Breaking the chains: the pitfalls of reactive recruitment in urgent hiring

In today's fast-paced market, relying on reactive permanent-recruitment processes can be a losing strategy for companies. Reactive recruitment, driven by urgent hiring needs, is often a knee-jerk response to various scenarios like key resignations or sudden resource gaps. This approach, fuelled by poor resource planning, fails to align with market realities and the evolving preferences of today's talent.

Follow the numbers: HR data suggests that current recruitment strategies don’t work

This is made even more evident by HR data which reveals alarming statistics:

  • The average tenure of permanent employees in tech companies is just 1.5 years.

  • Large companies employing 200+ people, face attrition rates exceeding 20% per year.

  • The average timeframe to hire a permanent employee is a staggering 50 days.

Unlocking the link: slow recruitment's impact on higher attrition rates

The correlation between an inability to recruit rapidly and a higher attrition rate becomes evident. In exit interviews, a prevalent cause of resignations is the anticipation among existing staff to work extended hours due to the team's inadequate resourcing.

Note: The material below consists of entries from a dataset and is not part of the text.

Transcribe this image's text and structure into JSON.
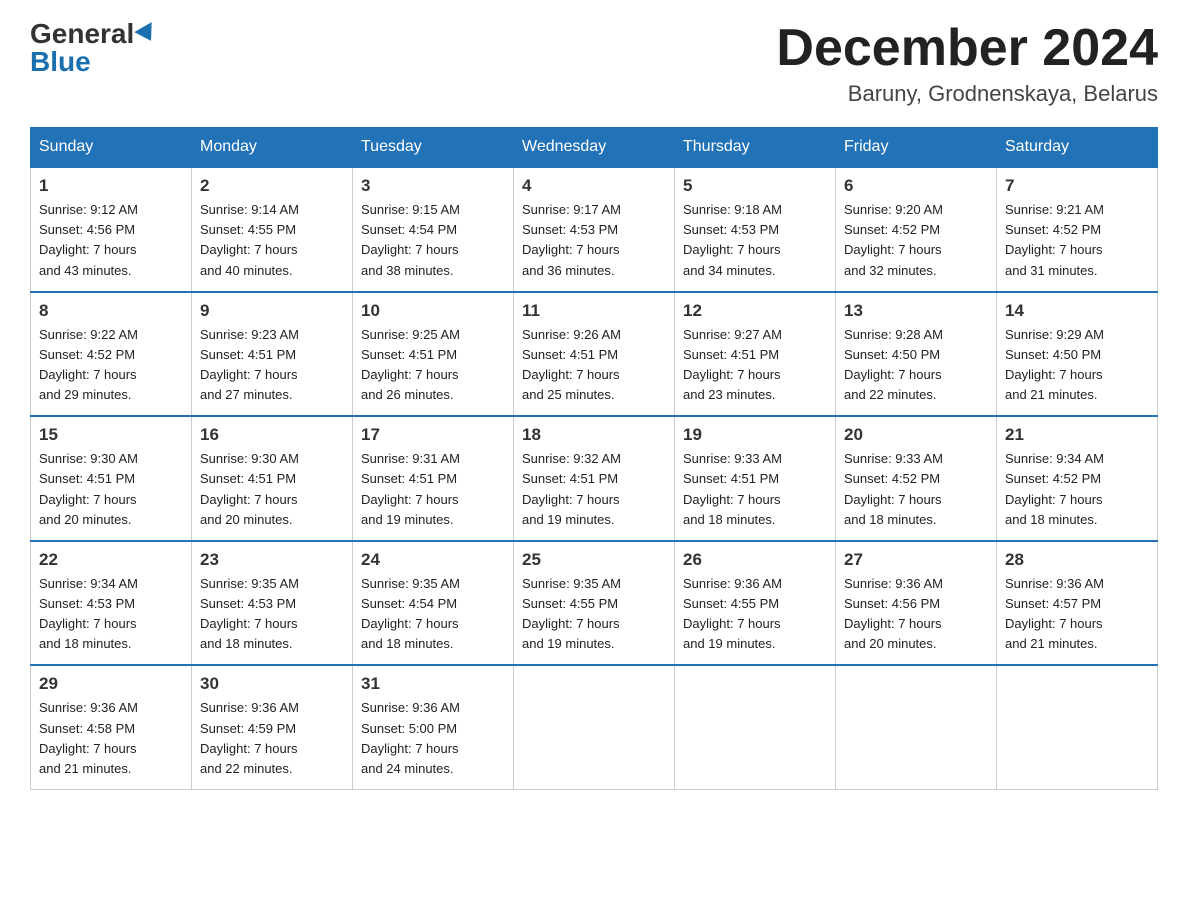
{
  "header": {
    "logo_general": "General",
    "logo_blue": "Blue",
    "month_title": "December 2024",
    "location": "Baruny, Grodnenskaya, Belarus"
  },
  "days_of_week": [
    "Sunday",
    "Monday",
    "Tuesday",
    "Wednesday",
    "Thursday",
    "Friday",
    "Saturday"
  ],
  "weeks": [
    [
      {
        "day": "1",
        "sunrise": "9:12 AM",
        "sunset": "4:56 PM",
        "daylight": "7 hours and 43 minutes."
      },
      {
        "day": "2",
        "sunrise": "9:14 AM",
        "sunset": "4:55 PM",
        "daylight": "7 hours and 40 minutes."
      },
      {
        "day": "3",
        "sunrise": "9:15 AM",
        "sunset": "4:54 PM",
        "daylight": "7 hours and 38 minutes."
      },
      {
        "day": "4",
        "sunrise": "9:17 AM",
        "sunset": "4:53 PM",
        "daylight": "7 hours and 36 minutes."
      },
      {
        "day": "5",
        "sunrise": "9:18 AM",
        "sunset": "4:53 PM",
        "daylight": "7 hours and 34 minutes."
      },
      {
        "day": "6",
        "sunrise": "9:20 AM",
        "sunset": "4:52 PM",
        "daylight": "7 hours and 32 minutes."
      },
      {
        "day": "7",
        "sunrise": "9:21 AM",
        "sunset": "4:52 PM",
        "daylight": "7 hours and 31 minutes."
      }
    ],
    [
      {
        "day": "8",
        "sunrise": "9:22 AM",
        "sunset": "4:52 PM",
        "daylight": "7 hours and 29 minutes."
      },
      {
        "day": "9",
        "sunrise": "9:23 AM",
        "sunset": "4:51 PM",
        "daylight": "7 hours and 27 minutes."
      },
      {
        "day": "10",
        "sunrise": "9:25 AM",
        "sunset": "4:51 PM",
        "daylight": "7 hours and 26 minutes."
      },
      {
        "day": "11",
        "sunrise": "9:26 AM",
        "sunset": "4:51 PM",
        "daylight": "7 hours and 25 minutes."
      },
      {
        "day": "12",
        "sunrise": "9:27 AM",
        "sunset": "4:51 PM",
        "daylight": "7 hours and 23 minutes."
      },
      {
        "day": "13",
        "sunrise": "9:28 AM",
        "sunset": "4:50 PM",
        "daylight": "7 hours and 22 minutes."
      },
      {
        "day": "14",
        "sunrise": "9:29 AM",
        "sunset": "4:50 PM",
        "daylight": "7 hours and 21 minutes."
      }
    ],
    [
      {
        "day": "15",
        "sunrise": "9:30 AM",
        "sunset": "4:51 PM",
        "daylight": "7 hours and 20 minutes."
      },
      {
        "day": "16",
        "sunrise": "9:30 AM",
        "sunset": "4:51 PM",
        "daylight": "7 hours and 20 minutes."
      },
      {
        "day": "17",
        "sunrise": "9:31 AM",
        "sunset": "4:51 PM",
        "daylight": "7 hours and 19 minutes."
      },
      {
        "day": "18",
        "sunrise": "9:32 AM",
        "sunset": "4:51 PM",
        "daylight": "7 hours and 19 minutes."
      },
      {
        "day": "19",
        "sunrise": "9:33 AM",
        "sunset": "4:51 PM",
        "daylight": "7 hours and 18 minutes."
      },
      {
        "day": "20",
        "sunrise": "9:33 AM",
        "sunset": "4:52 PM",
        "daylight": "7 hours and 18 minutes."
      },
      {
        "day": "21",
        "sunrise": "9:34 AM",
        "sunset": "4:52 PM",
        "daylight": "7 hours and 18 minutes."
      }
    ],
    [
      {
        "day": "22",
        "sunrise": "9:34 AM",
        "sunset": "4:53 PM",
        "daylight": "7 hours and 18 minutes."
      },
      {
        "day": "23",
        "sunrise": "9:35 AM",
        "sunset": "4:53 PM",
        "daylight": "7 hours and 18 minutes."
      },
      {
        "day": "24",
        "sunrise": "9:35 AM",
        "sunset": "4:54 PM",
        "daylight": "7 hours and 18 minutes."
      },
      {
        "day": "25",
        "sunrise": "9:35 AM",
        "sunset": "4:55 PM",
        "daylight": "7 hours and 19 minutes."
      },
      {
        "day": "26",
        "sunrise": "9:36 AM",
        "sunset": "4:55 PM",
        "daylight": "7 hours and 19 minutes."
      },
      {
        "day": "27",
        "sunrise": "9:36 AM",
        "sunset": "4:56 PM",
        "daylight": "7 hours and 20 minutes."
      },
      {
        "day": "28",
        "sunrise": "9:36 AM",
        "sunset": "4:57 PM",
        "daylight": "7 hours and 21 minutes."
      }
    ],
    [
      {
        "day": "29",
        "sunrise": "9:36 AM",
        "sunset": "4:58 PM",
        "daylight": "7 hours and 21 minutes."
      },
      {
        "day": "30",
        "sunrise": "9:36 AM",
        "sunset": "4:59 PM",
        "daylight": "7 hours and 22 minutes."
      },
      {
        "day": "31",
        "sunrise": "9:36 AM",
        "sunset": "5:00 PM",
        "daylight": "7 hours and 24 minutes."
      },
      null,
      null,
      null,
      null
    ]
  ],
  "labels": {
    "sunrise": "Sunrise:",
    "sunset": "Sunset:",
    "daylight": "Daylight:"
  }
}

The sight of empty desks creates a sense of insecurity among current employees, as the company's struggle to recruit raises concerns about its reputation.

This disillusionment leads employees to question the attractiveness of their employer, leaving them to wonder whether a company that struggles to attract talent is the right fit for their professional aspirations.

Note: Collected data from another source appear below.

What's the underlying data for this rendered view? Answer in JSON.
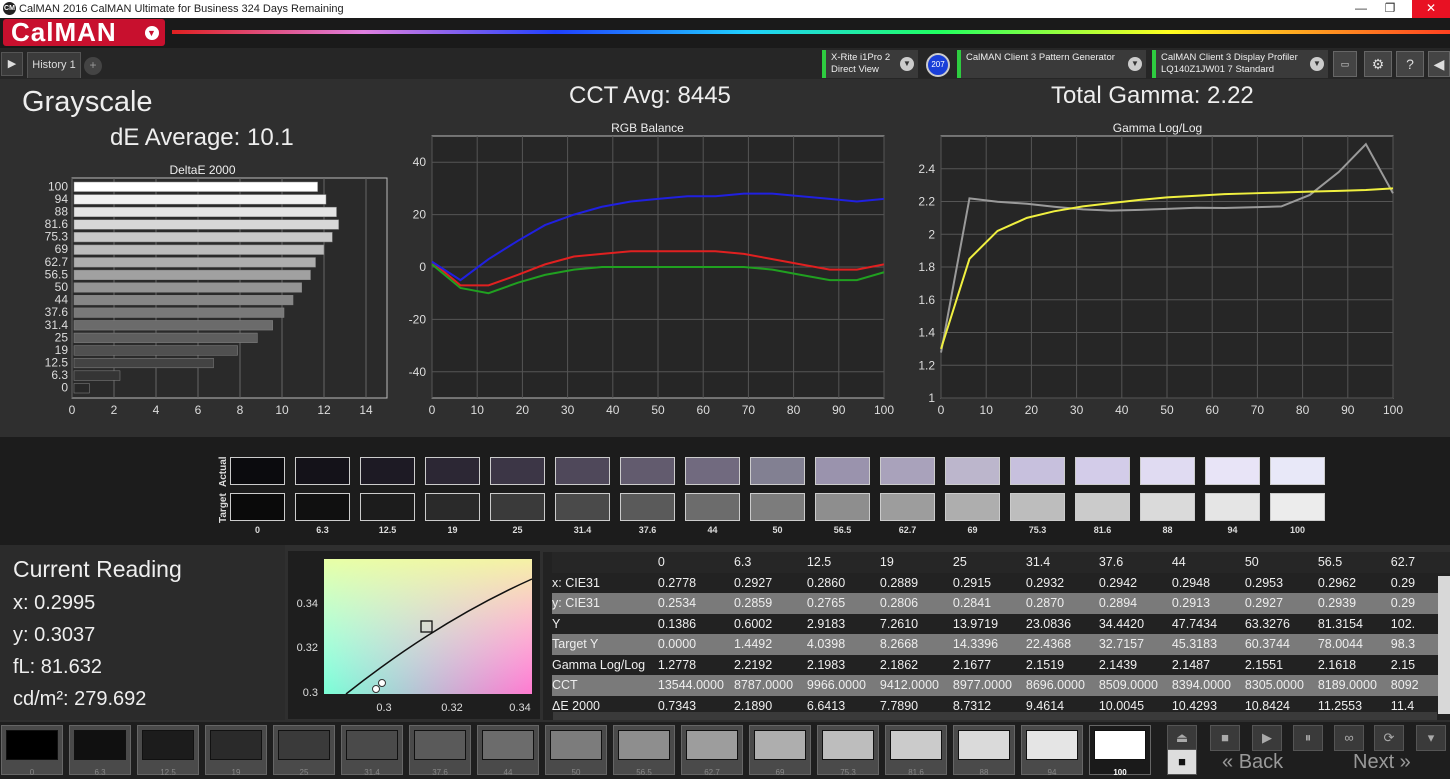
{
  "window": {
    "title": "CalMAN 2016 CalMAN Ultimate for Business 324 Days Remaining",
    "logo": "CM",
    "min": "—",
    "restore": "❐",
    "close": "✕"
  },
  "brand": {
    "name": "CalMAN",
    "color": "#c8102e"
  },
  "toolbar": {
    "history_tab": "History 1",
    "add_tab": "+",
    "play": "▶",
    "devices": [
      {
        "line1": "X-Rite i1Pro 2",
        "line2": "Direct View"
      },
      {
        "line1": "CalMAN Client 3 Pattern Generator",
        "line2": ""
      },
      {
        "line1": "CalMAN Client 3 Display Profiler",
        "line2": "LQ140Z1JW01 7 Standard"
      }
    ],
    "badge": "207",
    "icons": [
      "monitor-icon",
      "gear-icon",
      "help-icon",
      "back-arrow-icon"
    ]
  },
  "grayscale": {
    "title": "Grayscale",
    "de_average": "dE Average: 10.1"
  },
  "cct_avg": "CCT Avg: 8445",
  "total_gamma": "Total Gamma: 2.22",
  "chart_data": [
    {
      "type": "bar",
      "title": "DeltaE 2000",
      "orientation": "horizontal",
      "categories": [
        "0",
        "6.3",
        "12.5",
        "19",
        "25",
        "31.4",
        "37.6",
        "44",
        "50",
        "56.5",
        "62.7",
        "69",
        "75.3",
        "81.6",
        "88",
        "94",
        "100"
      ],
      "values": [
        0.73,
        2.19,
        6.64,
        7.79,
        8.73,
        9.46,
        10.0,
        10.43,
        10.84,
        11.26,
        11.5,
        11.9,
        12.3,
        12.6,
        12.5,
        12.0,
        11.6
      ],
      "xlim": [
        0,
        15
      ],
      "xticks": [
        0,
        2,
        4,
        6,
        8,
        10,
        12,
        14
      ],
      "ytick_labels": [
        "0",
        "6.3",
        "12.5",
        "19",
        "25",
        "31.4",
        "37.6",
        "44",
        "50",
        "56.5",
        "62.7",
        "69",
        "75.3",
        "81.6",
        "88",
        "94",
        "100"
      ]
    },
    {
      "type": "line",
      "title": "RGB Balance",
      "x": [
        0,
        6.3,
        12.5,
        19,
        25,
        31.4,
        37.6,
        44,
        50,
        56.5,
        62.7,
        69,
        75.3,
        81.6,
        88,
        94,
        100
      ],
      "xticks": [
        0,
        10,
        20,
        30,
        40,
        50,
        60,
        70,
        80,
        90,
        100
      ],
      "ylim": [
        -50,
        50
      ],
      "yticks": [
        40,
        20,
        0,
        -20,
        -40
      ],
      "series": [
        {
          "color": "#e02020",
          "values": [
            2,
            -7,
            -7,
            -3,
            1,
            4,
            5,
            6,
            6,
            6,
            6,
            5,
            3,
            1,
            -1,
            -1,
            1
          ]
        },
        {
          "color": "#20a020",
          "values": [
            1,
            -8,
            -10,
            -6,
            -3,
            -1,
            0,
            0,
            0,
            0,
            0,
            0,
            -1,
            -3,
            -5,
            -5,
            -2
          ]
        },
        {
          "color": "#2020e0",
          "values": [
            2,
            -5,
            3,
            10,
            16,
            20,
            23,
            25,
            26,
            27,
            27,
            28,
            28,
            27,
            26,
            25,
            26
          ]
        }
      ]
    },
    {
      "type": "line",
      "title": "Gamma Log/Log",
      "x": [
        0,
        6.3,
        12.5,
        19,
        25,
        31.4,
        37.6,
        44,
        50,
        56.5,
        62.7,
        69,
        75.3,
        81.6,
        88,
        94,
        100
      ],
      "xticks": [
        0,
        10,
        20,
        30,
        40,
        50,
        60,
        70,
        80,
        90,
        100
      ],
      "ylim": [
        1,
        2.6
      ],
      "yticks": [
        2.4,
        2.2,
        2,
        1.8,
        1.6,
        1.4,
        1.2,
        1
      ],
      "series": [
        {
          "color": "#9a9a9a",
          "values": [
            1.2778,
            2.2192,
            2.1983,
            2.1862,
            2.1677,
            2.1519,
            2.1439,
            2.1487,
            2.1551,
            2.1618,
            2.16,
            2.165,
            2.17,
            2.24,
            2.38,
            2.55,
            2.25
          ]
        },
        {
          "color": "#f0f040",
          "values": [
            1.3,
            1.85,
            2.02,
            2.1,
            2.14,
            2.17,
            2.19,
            2.21,
            2.225,
            2.235,
            2.245,
            2.25,
            2.255,
            2.26,
            2.265,
            2.27,
            2.28
          ]
        }
      ]
    }
  ],
  "swatches": {
    "actual_label": "Actual",
    "target_label": "Target",
    "labels": [
      "0",
      "6.3",
      "12.5",
      "19",
      "25",
      "31.4",
      "37.6",
      "44",
      "50",
      "56.5",
      "62.7",
      "69",
      "75.3",
      "81.6",
      "88",
      "94",
      "100"
    ],
    "actual_colors": [
      "#0b0b0e",
      "#141219",
      "#1d1a24",
      "#2c2734",
      "#3c3646",
      "#4f485a",
      "#625b6e",
      "#716a7f",
      "#828092",
      "#9a93ad",
      "#a9a2bb",
      "#bcb6cc",
      "#c7c0dd",
      "#d3cce9",
      "#e0dbf2",
      "#e8e4f7",
      "#e8e8f8"
    ],
    "target_colors": [
      "#0a0a0a",
      "#101010",
      "#1c1c1c",
      "#2a2a2a",
      "#3a3a3a",
      "#4a4a4a",
      "#5a5a5a",
      "#6c6c6c",
      "#7c7c7c",
      "#8e8e8e",
      "#9d9d9d",
      "#aeaeae",
      "#bdbdbd",
      "#cbcbcb",
      "#dadada",
      "#e5e5e5",
      "#ececec"
    ]
  },
  "current_reading": {
    "heading": "Current Reading",
    "x": "x: 0.2995",
    "y": "y: 0.3037",
    "fl": "fL: 81.632",
    "cdm2": "cd/m²: 279.692"
  },
  "cie_chart": {
    "yticks": [
      "0.34",
      "0.32",
      "0.3"
    ],
    "xticks": [
      "0.3",
      "0.32",
      "0.34"
    ]
  },
  "table": {
    "columns": [
      "0",
      "6.3",
      "12.5",
      "19",
      "25",
      "31.4",
      "37.6",
      "44",
      "50",
      "56.5",
      "62.7"
    ],
    "rows": [
      {
        "label": "x: CIE31",
        "cells": [
          "0.2778",
          "0.2927",
          "0.2860",
          "0.2889",
          "0.2915",
          "0.2932",
          "0.2942",
          "0.2948",
          "0.2953",
          "0.2962",
          "0.29"
        ]
      },
      {
        "label": "y: CIE31",
        "cells": [
          "0.2534",
          "0.2859",
          "0.2765",
          "0.2806",
          "0.2841",
          "0.2870",
          "0.2894",
          "0.2913",
          "0.2927",
          "0.2939",
          "0.29"
        ]
      },
      {
        "label": "Y",
        "cells": [
          "0.1386",
          "0.6002",
          "2.9183",
          "7.2610",
          "13.9719",
          "23.0836",
          "34.4420",
          "47.7434",
          "63.3276",
          "81.3154",
          "102."
        ]
      },
      {
        "label": "Target Y",
        "cells": [
          "0.0000",
          "1.4492",
          "4.0398",
          "8.2668",
          "14.3396",
          "22.4368",
          "32.7157",
          "45.3183",
          "60.3744",
          "78.0044",
          "98.3"
        ]
      },
      {
        "label": "Gamma Log/Log",
        "cells": [
          "1.2778",
          "2.2192",
          "2.1983",
          "2.1862",
          "2.1677",
          "2.1519",
          "2.1439",
          "2.1487",
          "2.1551",
          "2.1618",
          "2.15"
        ]
      },
      {
        "label": "CCT",
        "cells": [
          "13544.0000",
          "8787.0000",
          "9966.0000",
          "9412.0000",
          "8977.0000",
          "8696.0000",
          "8509.0000",
          "8394.0000",
          "8305.0000",
          "8189.0000",
          "8092"
        ]
      },
      {
        "label": "ΔE 2000",
        "cells": [
          "0.7343",
          "2.1890",
          "6.6413",
          "7.7890",
          "8.7312",
          "9.4614",
          "10.0045",
          "10.4293",
          "10.8424",
          "11.2553",
          "11.4"
        ]
      }
    ]
  },
  "bottom": {
    "labels": [
      "0",
      "6.3",
      "12.5",
      "19",
      "25",
      "31.4",
      "37.6",
      "44",
      "50",
      "56.5",
      "62.7",
      "69",
      "75.3",
      "81.6",
      "88",
      "94",
      "100"
    ],
    "colors": [
      "#000000",
      "#101010",
      "#1c1c1c",
      "#2a2a2a",
      "#3a3a3a",
      "#4a4a4a",
      "#5a5a5a",
      "#6c6c6c",
      "#7c7c7c",
      "#8e8e8e",
      "#9d9d9d",
      "#aeaeae",
      "#bdbdbd",
      "#cbcbcb",
      "#dadada",
      "#e5e5e5",
      "#ffffff"
    ],
    "back": "Back",
    "next": "Next"
  }
}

Breaking free: rethinking traditional permanent recruitment for a modern solution

The permanent recruitment model proves inefficient for companies stuck in the reactive recruitment rut. The response often results in hefty investment in expensive talent acquisition teams, job board advertisements, LinkedIn Recruiter licenses, recruitment agency fees, and expensive applicant tracking systems. Yet, this approach often leads to unmanaged data sets, wasted time and high costs.

Companies clinging to this model might believe hiring permanent employees is cheaper than engaging independent contractors. However, this belief often overlooks the opportunity costs associated with slow and ineffective processes.

Shift from react to revolution: the solution lies in embracing Independent Contractors

Skilled tech professionals increasingly prefer contracting due to its flexibility, variety of projects, financial benefits, lack of corporate politics, entrepreneurial freedom and autonomy.

Forward-thinking companies have adapted their recruitment strategies by engaging independent contractors, winning the war for talent.

Key takeaways:

  • Reactive recruitment pitfalls: reactive permanent-recruitment processes are often a reflexive response to urgent hiring needs, leading to high attrition rates and lengthy recruitment timelines.

  • The high cost of reactive recruitment: companies investing in reactive recruitment waste resources on talent acquisition teams, job board advertisements, LinkedIn Recruiter licenses, recruitment agency fees, and applicant tracking systems.

  • The rise of Independent Contractors: skilled tech talent is increasingly choosing independent contracting for its flexibility, variety of projects, financial benefits, lack of corporate politics, and entrepreneurial freedom.